# Check analysis of depos visually


Measures:
1) Total signal in the field of view of the corresponding mice/ organ (sum of all pixels). This value was regarded as total signal of mice (IEX+IN)

2) Number of pixels with values above predetermined threshold (hodnota). This value was regarded as size of depot in mice (SEX+IN)

3) K10[OG1]  index of depots. In this parameter, mean value of top 10% most intensive pixels in the FOV are divided by the mean of pixels above threshold (hodnota). This value was used as an indicator of distribution width of the depot.

4) Fractal analysis of the shape of shape of the depot (pixels with values above predetermined threshold hodnota).

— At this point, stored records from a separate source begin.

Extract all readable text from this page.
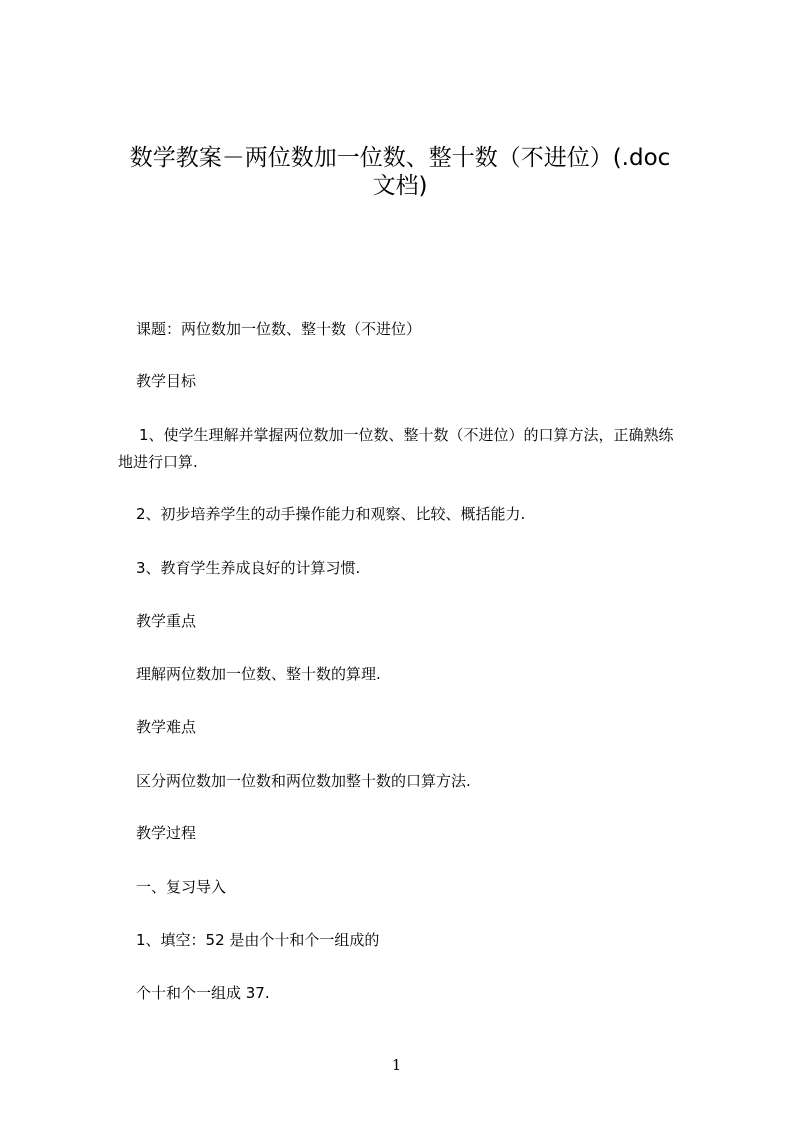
数学教案－两位数加一位数、整十数（不进位）(.doc
文档)
课题：两位数加一位数、整十数（不进位）
教学目标
1、使学生理解并掌握两位数加一位数、整十数（不进位）的口算方法，正确熟练
地进行口算.
2、初步培养学生的动手操作能力和观察、比较、概括能力.
3、教育学生养成良好的计算习惯.
教学重点
理解两位数加一位数、整十数的算理.
教学难点
区分两位数加一位数和两位数加整十数的口算方法.
教学过程
一、复习导入
1、填空：52 是由个十和个一组成的
个十和个一组成 37.
1
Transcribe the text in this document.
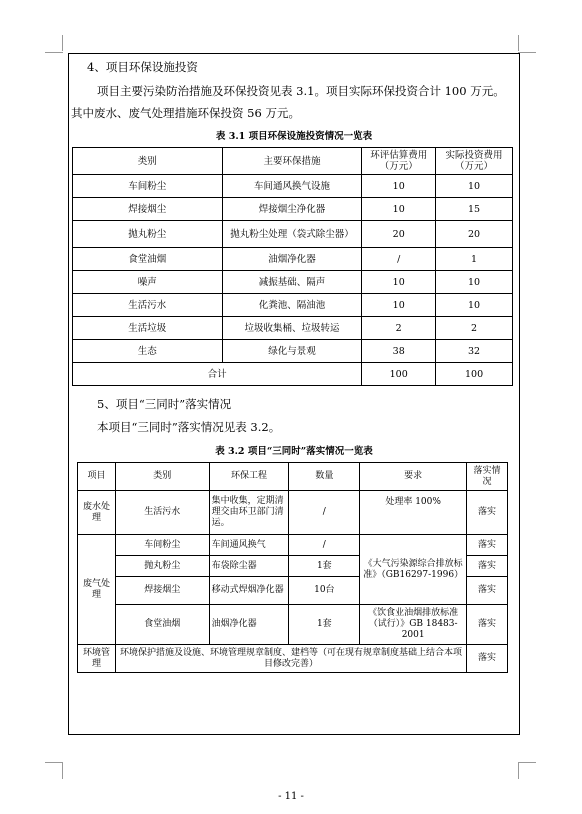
4、项目环保设施投资
项目主要污染防治措施及环保投资见表 3.1。项目实际环保投资合计 100 万元。
其中废水、废气处理措施环保投资 56 万元。
表 3.1 项目环保设施投资情况一览表
类别	主要环保措施	环评估算费用（万元）	实际投资费用（万元）
车间粉尘	车间通风换气设施	10	10
焊接烟尘	焊接烟尘净化器	10	15
抛丸粉尘	抛丸粉尘处理（袋式除尘器）	20	20
食堂油烟	油烟净化器	/	1
噪声	减振基础、隔声	10	10
生活污水	化粪池、隔油池	10	10
生活垃圾	垃圾收集桶、垃圾转运	2	2
生态	绿化与景观	38	32
合计		100	100
5、项目“三同时”落实情况
本项目“三同时”落实情况见表 3.2。
表 3.2 项目“三同时”落实情况一览表
项目	类别	环保工程	数量	要求	落实情况
废水处理	生活污水	集中收集，定期清理交由环卫部门清运。	/	处理率 100%	落实
废气处理	车间粉尘	车间通风换气	/	《大气污染源综合排放标准》（GB16297-1996）	落实
	抛丸粉尘	布袋除尘器	1套		落实
	焊接烟尘	移动式焊烟净化器	10台		落实
	食堂油烟	油烟净化器	1套	《饮食业油烟排放标准（试行）》GB 18483-2001	落实
环境管理	环境保护措施及设施、环境管理规章制度、建档等（可在现有规章制度基础上结合本项目修改完善）				落实
- 11 -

This value was used as an indicator of distribution width of the depot.


----
## NOTES
1. IF date is missing -- take it from the name

2. IF shape is 2048x2048, interpolate it to 1024x1024

In [None]:
# jupyter nbconvert run_analysis-check_results.ipynb --no-input --to html

import h5py
import os, sys
import cv2
import matplotlib.pyplot as plt
import seaborn as sns
import numpy as np
import pandas as pd
import time as timer # because I use time all over as a variable

# Importing module for functions
functions_modul =  "./functions"
sys.path.insert(0, functions_modul)

from load_h5_into_np import load_h5_into_np

# load function for analysis of the images
from process_signal import get_total_signal_and_area


# start the timer
start = timer.time()

# define path
all_files_path = "./frg"
mouse_slots_path = "./mice_idx"
current_path = "./"

# load correction matrix
# correction_matrix_slots_mice_all = np.load("correction_matrix_slots_mice_all.npy")
correction_matrix_slots_mice_all = np.load(os.path.join(current_path,"correction_matrix_slots_mice_all.npy"))

# load example files
all_files = os.listdir(all_files_path)
# remove control files -- they are accounted for in the correlation matrix
test_files = [x for x in all_files if "kontrola" not in x]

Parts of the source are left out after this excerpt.